Moreover, innovative minds are banding together to address some of the aforementioned challenges. For example, the development of smart farming can assist organic practices across the entire supply chain. Smart farming provides:
IoT (internet of Things) - The Internet of Things allows scissor-sharp accuracy in observation and diagnostics. Using sensors, AI, and smart technology, farmers can make quicker decisions based on insights, spot early signs of disease, increase yields, and so much more. We have written a blog on IoT, which you can find here.

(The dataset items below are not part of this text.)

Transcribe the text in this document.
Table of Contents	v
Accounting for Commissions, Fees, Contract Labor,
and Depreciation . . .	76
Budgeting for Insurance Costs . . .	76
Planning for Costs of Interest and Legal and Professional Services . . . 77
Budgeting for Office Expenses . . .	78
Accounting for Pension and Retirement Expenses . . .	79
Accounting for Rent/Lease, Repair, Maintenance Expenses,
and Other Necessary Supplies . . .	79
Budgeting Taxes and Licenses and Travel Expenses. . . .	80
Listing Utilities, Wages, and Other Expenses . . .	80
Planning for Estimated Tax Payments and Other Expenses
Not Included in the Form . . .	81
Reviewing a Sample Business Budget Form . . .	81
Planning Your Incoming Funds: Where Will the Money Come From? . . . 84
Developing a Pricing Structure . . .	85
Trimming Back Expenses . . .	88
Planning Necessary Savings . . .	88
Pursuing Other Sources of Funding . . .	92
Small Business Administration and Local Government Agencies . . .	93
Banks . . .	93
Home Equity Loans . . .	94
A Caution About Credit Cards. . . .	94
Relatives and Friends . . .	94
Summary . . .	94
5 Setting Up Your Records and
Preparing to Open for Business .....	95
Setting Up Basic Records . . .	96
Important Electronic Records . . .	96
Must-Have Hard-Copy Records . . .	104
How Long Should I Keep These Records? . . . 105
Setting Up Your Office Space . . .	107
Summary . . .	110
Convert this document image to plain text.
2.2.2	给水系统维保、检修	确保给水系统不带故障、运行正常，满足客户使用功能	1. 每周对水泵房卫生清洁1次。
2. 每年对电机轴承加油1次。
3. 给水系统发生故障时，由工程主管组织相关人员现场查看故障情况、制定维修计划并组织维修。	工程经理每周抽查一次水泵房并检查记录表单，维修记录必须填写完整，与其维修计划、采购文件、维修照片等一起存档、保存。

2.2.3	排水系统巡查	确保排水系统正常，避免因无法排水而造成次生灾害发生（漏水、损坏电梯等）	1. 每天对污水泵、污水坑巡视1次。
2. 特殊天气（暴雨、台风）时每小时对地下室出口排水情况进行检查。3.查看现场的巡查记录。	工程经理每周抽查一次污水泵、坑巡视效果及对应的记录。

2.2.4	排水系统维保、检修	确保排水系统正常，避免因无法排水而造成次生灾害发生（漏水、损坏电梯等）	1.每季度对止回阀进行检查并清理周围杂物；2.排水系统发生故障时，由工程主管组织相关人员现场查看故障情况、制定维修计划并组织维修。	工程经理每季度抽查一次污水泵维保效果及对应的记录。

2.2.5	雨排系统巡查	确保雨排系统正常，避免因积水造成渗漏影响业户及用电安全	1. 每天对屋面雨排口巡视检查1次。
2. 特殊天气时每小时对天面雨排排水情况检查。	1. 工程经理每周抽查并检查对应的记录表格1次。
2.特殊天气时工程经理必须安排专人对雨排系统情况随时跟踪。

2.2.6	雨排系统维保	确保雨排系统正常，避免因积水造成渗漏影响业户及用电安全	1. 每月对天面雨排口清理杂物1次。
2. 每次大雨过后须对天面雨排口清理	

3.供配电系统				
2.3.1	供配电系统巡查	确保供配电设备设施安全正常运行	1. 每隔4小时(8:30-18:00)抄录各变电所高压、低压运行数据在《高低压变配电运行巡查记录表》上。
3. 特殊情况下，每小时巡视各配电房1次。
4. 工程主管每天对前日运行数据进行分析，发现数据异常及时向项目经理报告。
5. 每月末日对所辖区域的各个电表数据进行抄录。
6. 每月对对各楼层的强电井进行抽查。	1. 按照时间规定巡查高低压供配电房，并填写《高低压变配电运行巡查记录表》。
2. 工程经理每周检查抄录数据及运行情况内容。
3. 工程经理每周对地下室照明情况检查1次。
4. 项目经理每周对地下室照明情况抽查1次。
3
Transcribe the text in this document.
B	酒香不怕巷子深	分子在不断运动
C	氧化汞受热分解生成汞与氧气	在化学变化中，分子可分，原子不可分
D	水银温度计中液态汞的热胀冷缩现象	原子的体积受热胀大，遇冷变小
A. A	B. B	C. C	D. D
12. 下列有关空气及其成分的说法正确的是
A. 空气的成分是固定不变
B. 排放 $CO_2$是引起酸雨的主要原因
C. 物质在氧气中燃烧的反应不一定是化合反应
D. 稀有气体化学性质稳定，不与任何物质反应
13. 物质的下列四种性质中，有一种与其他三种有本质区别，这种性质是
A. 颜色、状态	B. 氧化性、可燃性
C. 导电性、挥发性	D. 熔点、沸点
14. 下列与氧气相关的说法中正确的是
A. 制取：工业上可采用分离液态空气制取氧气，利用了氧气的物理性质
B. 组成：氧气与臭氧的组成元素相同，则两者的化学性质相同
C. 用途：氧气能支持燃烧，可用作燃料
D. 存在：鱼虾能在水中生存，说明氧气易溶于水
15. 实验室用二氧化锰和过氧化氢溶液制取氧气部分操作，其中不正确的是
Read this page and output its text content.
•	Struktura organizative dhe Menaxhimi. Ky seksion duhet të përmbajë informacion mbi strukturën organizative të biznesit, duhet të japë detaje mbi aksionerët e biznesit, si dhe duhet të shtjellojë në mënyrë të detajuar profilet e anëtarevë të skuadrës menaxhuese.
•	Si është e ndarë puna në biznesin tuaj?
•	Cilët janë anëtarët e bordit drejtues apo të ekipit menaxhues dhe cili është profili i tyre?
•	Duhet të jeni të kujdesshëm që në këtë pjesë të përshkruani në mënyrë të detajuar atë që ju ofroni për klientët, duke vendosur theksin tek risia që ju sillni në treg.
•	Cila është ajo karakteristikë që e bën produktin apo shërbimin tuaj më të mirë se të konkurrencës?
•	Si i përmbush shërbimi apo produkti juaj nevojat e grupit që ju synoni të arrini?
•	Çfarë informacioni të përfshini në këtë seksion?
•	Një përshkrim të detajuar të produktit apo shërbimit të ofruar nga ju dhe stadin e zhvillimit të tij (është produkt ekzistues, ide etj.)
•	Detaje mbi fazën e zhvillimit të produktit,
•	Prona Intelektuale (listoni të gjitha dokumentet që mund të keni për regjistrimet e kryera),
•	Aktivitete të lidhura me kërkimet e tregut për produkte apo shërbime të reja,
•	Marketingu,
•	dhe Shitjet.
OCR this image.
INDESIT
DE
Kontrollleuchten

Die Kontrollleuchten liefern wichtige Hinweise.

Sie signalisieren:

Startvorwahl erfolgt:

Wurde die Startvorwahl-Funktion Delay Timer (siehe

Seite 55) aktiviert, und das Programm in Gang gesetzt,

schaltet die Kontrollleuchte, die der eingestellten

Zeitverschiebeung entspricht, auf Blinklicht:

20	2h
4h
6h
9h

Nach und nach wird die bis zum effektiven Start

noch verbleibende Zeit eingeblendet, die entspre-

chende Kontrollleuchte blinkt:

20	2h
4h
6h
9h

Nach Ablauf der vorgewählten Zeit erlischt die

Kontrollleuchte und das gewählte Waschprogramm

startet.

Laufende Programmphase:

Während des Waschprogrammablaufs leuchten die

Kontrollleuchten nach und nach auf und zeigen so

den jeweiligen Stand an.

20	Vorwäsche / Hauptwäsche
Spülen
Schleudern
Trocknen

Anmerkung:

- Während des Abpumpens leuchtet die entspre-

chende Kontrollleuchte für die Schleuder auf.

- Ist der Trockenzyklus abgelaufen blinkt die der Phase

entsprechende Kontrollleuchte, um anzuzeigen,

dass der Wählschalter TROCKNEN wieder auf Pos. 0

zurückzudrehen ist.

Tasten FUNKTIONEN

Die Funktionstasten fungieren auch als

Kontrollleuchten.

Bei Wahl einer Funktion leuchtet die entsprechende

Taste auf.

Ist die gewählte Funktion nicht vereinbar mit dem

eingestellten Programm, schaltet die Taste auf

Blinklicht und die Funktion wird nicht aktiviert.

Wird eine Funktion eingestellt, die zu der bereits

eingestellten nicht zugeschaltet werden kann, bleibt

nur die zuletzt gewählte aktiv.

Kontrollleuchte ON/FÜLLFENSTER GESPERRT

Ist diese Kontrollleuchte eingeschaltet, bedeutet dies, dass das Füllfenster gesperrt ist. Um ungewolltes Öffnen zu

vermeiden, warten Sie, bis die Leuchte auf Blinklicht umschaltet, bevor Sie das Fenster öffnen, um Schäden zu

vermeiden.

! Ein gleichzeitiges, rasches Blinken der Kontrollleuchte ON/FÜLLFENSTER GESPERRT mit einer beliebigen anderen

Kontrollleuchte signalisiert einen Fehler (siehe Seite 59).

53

Precision farming - The incredible accuracy provided by the Internet of Things means that animals and crops can be better looked after by getting the treatment they need. You can apply specific treatment to land per meter, crop or animal rather than implement it throughout the entire field. This saves the overuse of resources and stops unnecessary applications.
Smart greenhouses - These allow for the perfect controlled environment conditions, which could help increase yield - specifically designed to encourage specific crops to flourish.
Drones - These help to combat the labor-intensive aspect of organic farming, allowing for more efficient automated equipment that can span more extensive land areas in less time.
Indoor or vertical farms - Both of these innovative farms tackle the space issue whilst adopting the above practices. Vertical farms can be located in urban areas, which cannot usually be used for organic farming. Like smart greenhouses, vertical farms can create a crop's perfect environment. The controlled environment eliminates the need for bio and chemical pesticides.
Organic farming is projected to grow from $ 52.4 Mn billion in 2022 to $ 94.5 Mn billion by 2030 and become more sustainable. Funding and implementation of new legislation will further incentivise farmers to get on board and create a more organic future. As of May 2022, the UK has implemented a new Farming Investment Fund, providing grants of £25,000 and £300,000 for up to 40% of eligible project costs. The Countryside Stewardship scheme is another example of funding that helps incentivise organic farming. Evidently, more and more countries are getting behind the idea of an organic agricultural future!
The future of organic farming seems promising, most likely lowering yields through production in the short term but with an overall hope of maintaining or increasing yields in the long term, and feeding the world's rising population. The pros seem to outweigh the negatives, in creating a more secure, safe and sustainable supply chain and can only improve with time and increased innovation.